Tak dinafikan bahwa masyarakat modern hari ini mulai didominasi oleh pandangan hidup materialistik, pragmatis dan sekularistik. Pandangan hidup semacam ini amat menjunjung tinggi nilai material dan menafikan aspek spiritual. Agama hanya dianggap sebagai sebuah identitas simbolik, bukan sebagai suatu nilai yang tercermin dalam perilaku. Konsekuensinya terjadilah pembusukan nilai agama akibat agama melekat pada individu yang mengartikulasikan nilainya sebatas simbol/topeng.
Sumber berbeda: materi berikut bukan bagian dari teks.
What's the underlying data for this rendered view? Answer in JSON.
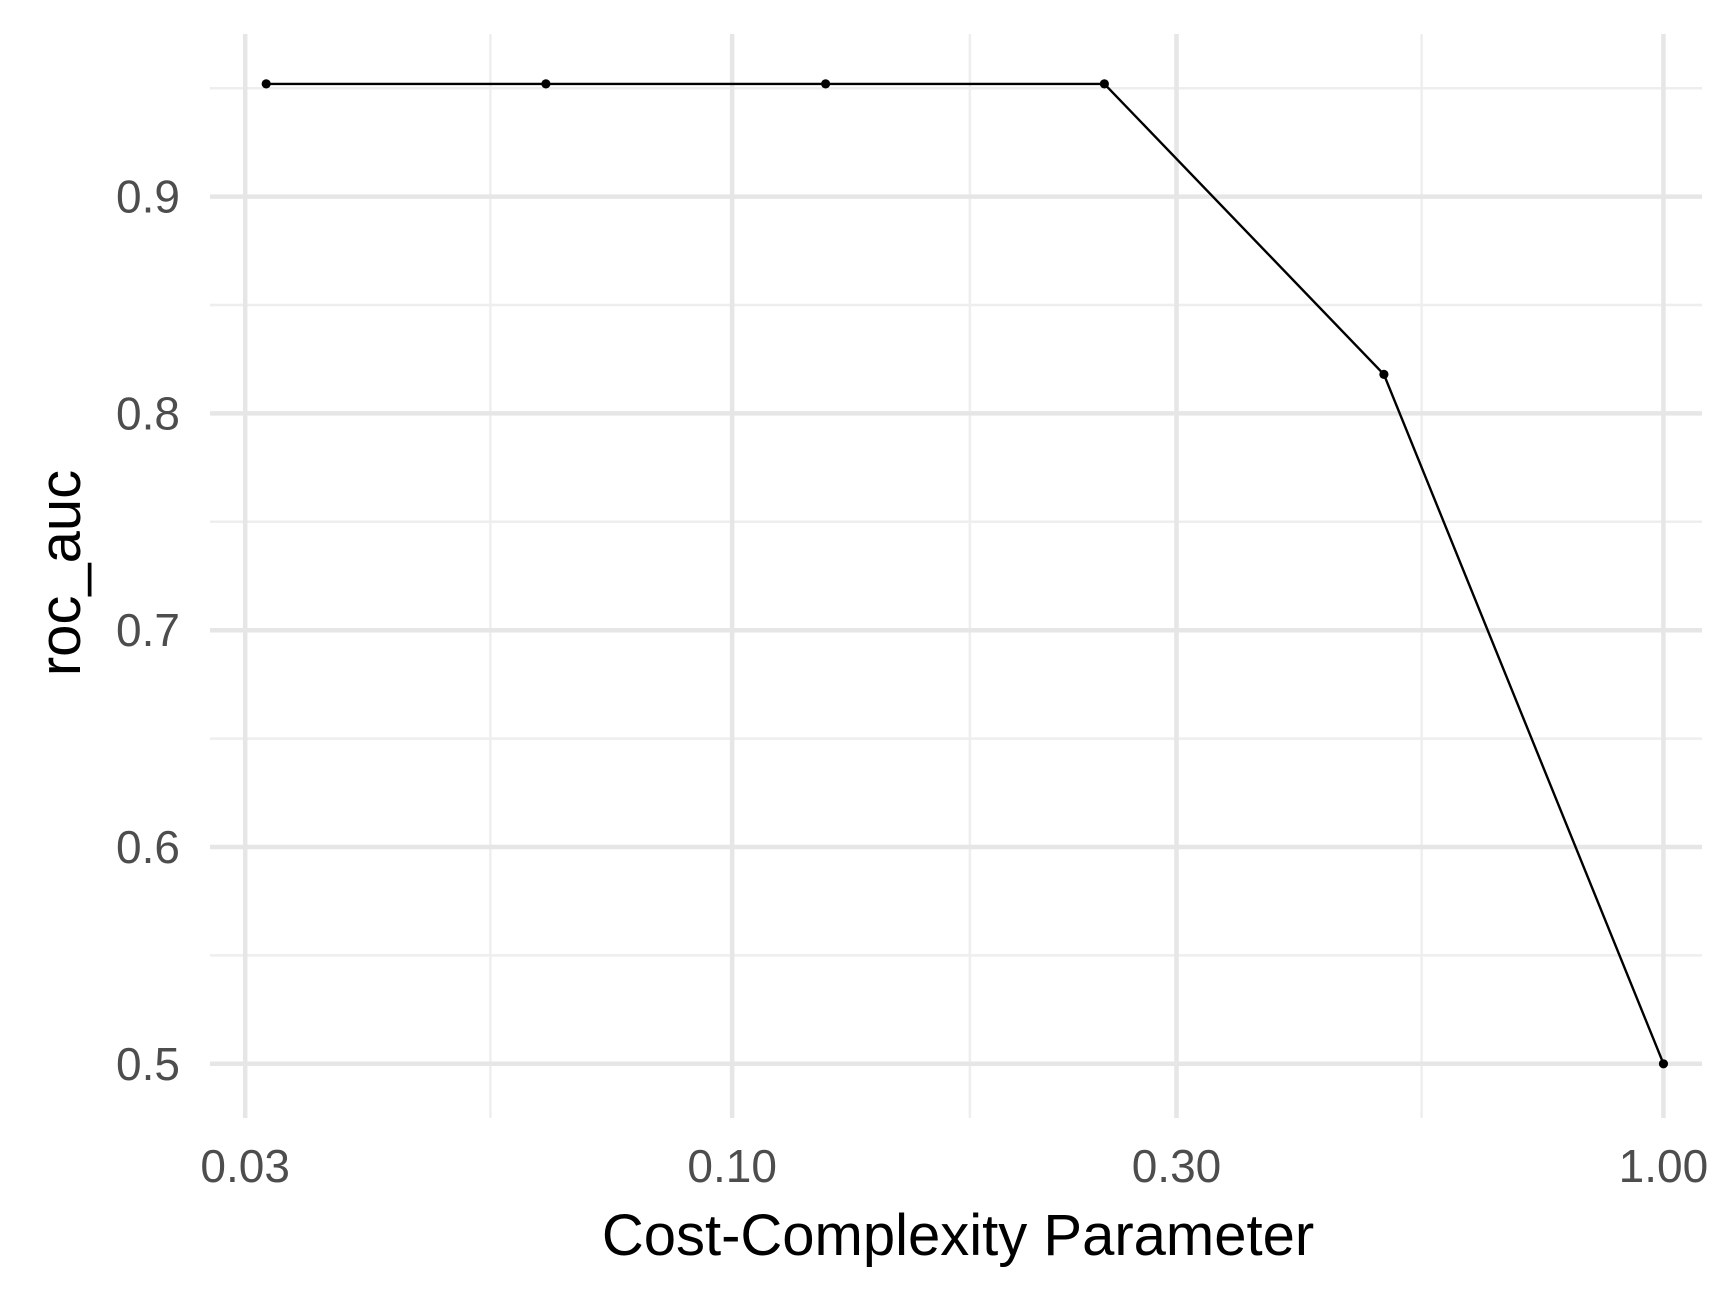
{
  "chart_data": {
    "type": "line",
    "xlabel": "Cost-Complexity Parameter",
    "ylabel": "roc_auc",
    "x_scale": "log10",
    "xlim": [
      0.0275,
      1.1
    ],
    "ylim": [
      0.475,
      0.975
    ],
    "x_ticks": [
      0.03,
      0.1,
      0.3,
      1.0
    ],
    "x_tick_labels": [
      "0.03",
      "0.10",
      "0.30",
      "1.00"
    ],
    "x_minor_ticks": [
      0.055,
      0.18,
      0.55
    ],
    "y_ticks": [
      0.5,
      0.6,
      0.7,
      0.8,
      0.9
    ],
    "y_tick_labels": [
      "0.5",
      "0.6",
      "0.7",
      "0.8",
      "0.9"
    ],
    "y_minor_ticks": [
      0.55,
      0.65,
      0.75,
      0.85,
      0.95
    ],
    "grid": true,
    "legend": "none",
    "series": [
      {
        "x": [
          0.0316,
          0.0631,
          0.126,
          0.251,
          0.501,
          1.0
        ],
        "y": [
          0.952,
          0.952,
          0.952,
          0.952,
          0.818,
          0.5
        ],
        "color": "#000000"
      }
    ]
  }
}
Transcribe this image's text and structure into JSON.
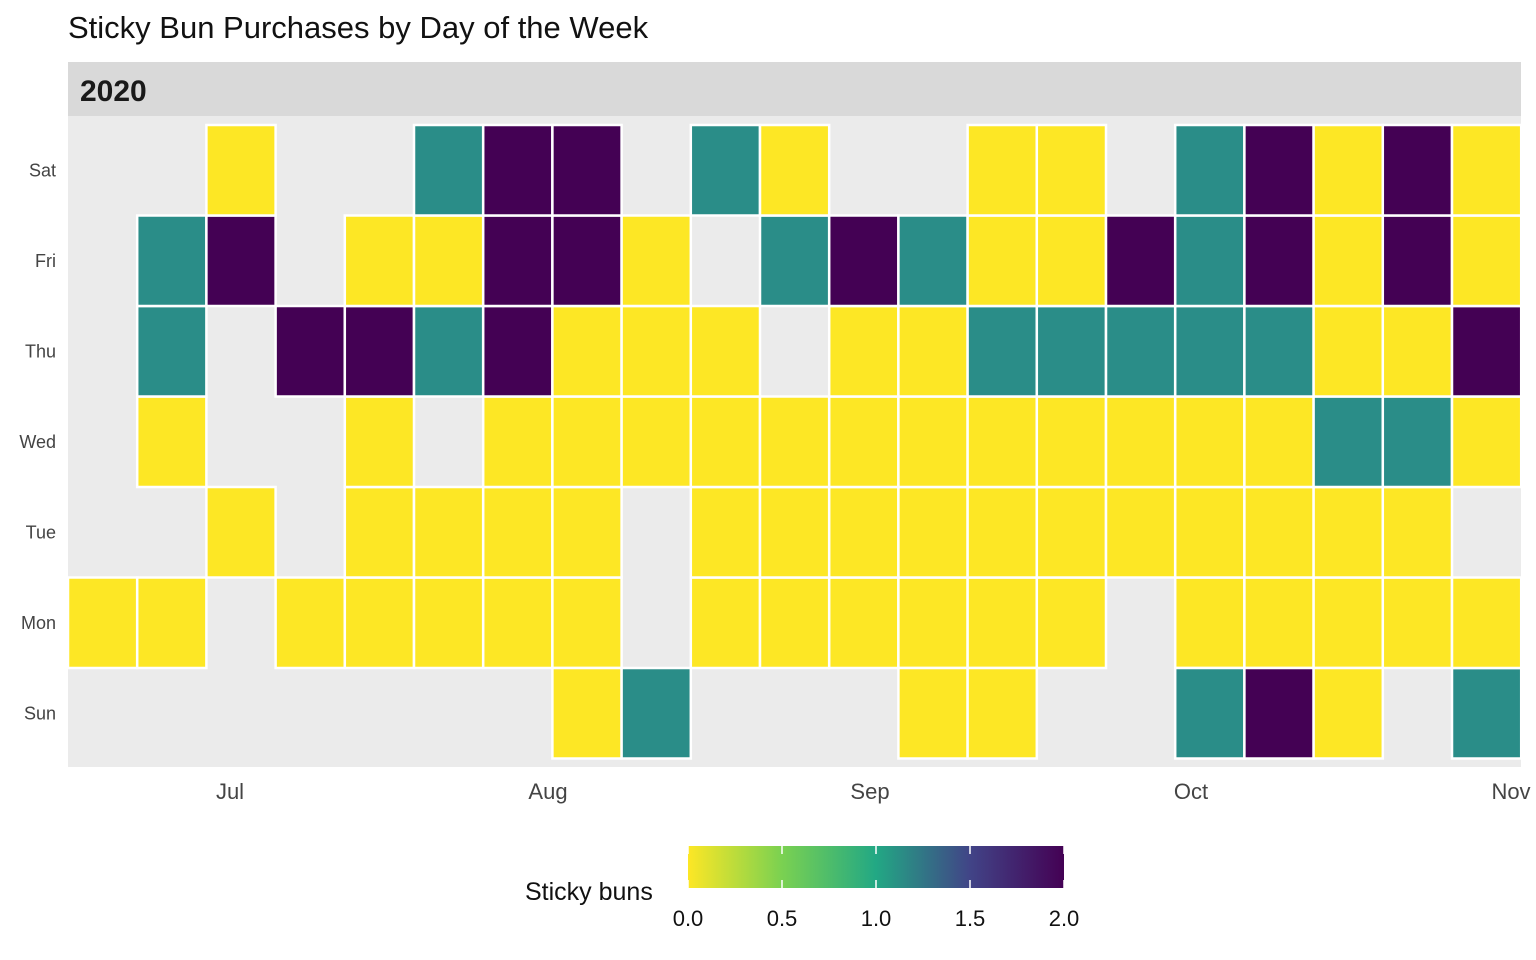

Akibatnya, tujuan hidup mulai kabur, lembaga perkawinan tidak dianggap lagi sakral, rumah tangga berantakan, adat dan tradisi menjadi rusak dan iman mulai menguap dari lubuk hati manusia.
Karena itu, berpuasa bermakna upaya untuk meraih fitrah yaitu kembali kepada agama yang benar menjadikan hubungan kita dengan Tuhan selalu baik, sehingga tidak terjadi lagi pelanggaran-pelanggaran yang kecil atau besar dalam ketentuan-ketentuanNya. Agama yang benar mempertebal tenggang rasa sehingga terhapuslah dendam, dengki, dan prasangka yang tak beralasan antara sesama manusia. Yang ada hanya rasa kasih dan cinta serta kesadaran dan keinsafan bahwa lautan lebih luas dari daratan, kebutuhan hidup seseorang hanya dapat terpenuhi melalui bantuan orang lain. Agama yang benar, menjadikan seorang hidup bersahabat dengan lingkungannya, sehingga benda-benda tak bernyawa sekalipun, dianggap sebagai makhluk-makhluk hidup yang memerlukan pemeliharaan, persahabatan dan kasih sayang. Humanisme tumbuh dalam kehidupan untuk membentuk kekuatan kolektif membentuk masyarakat yang berperadaban irfani.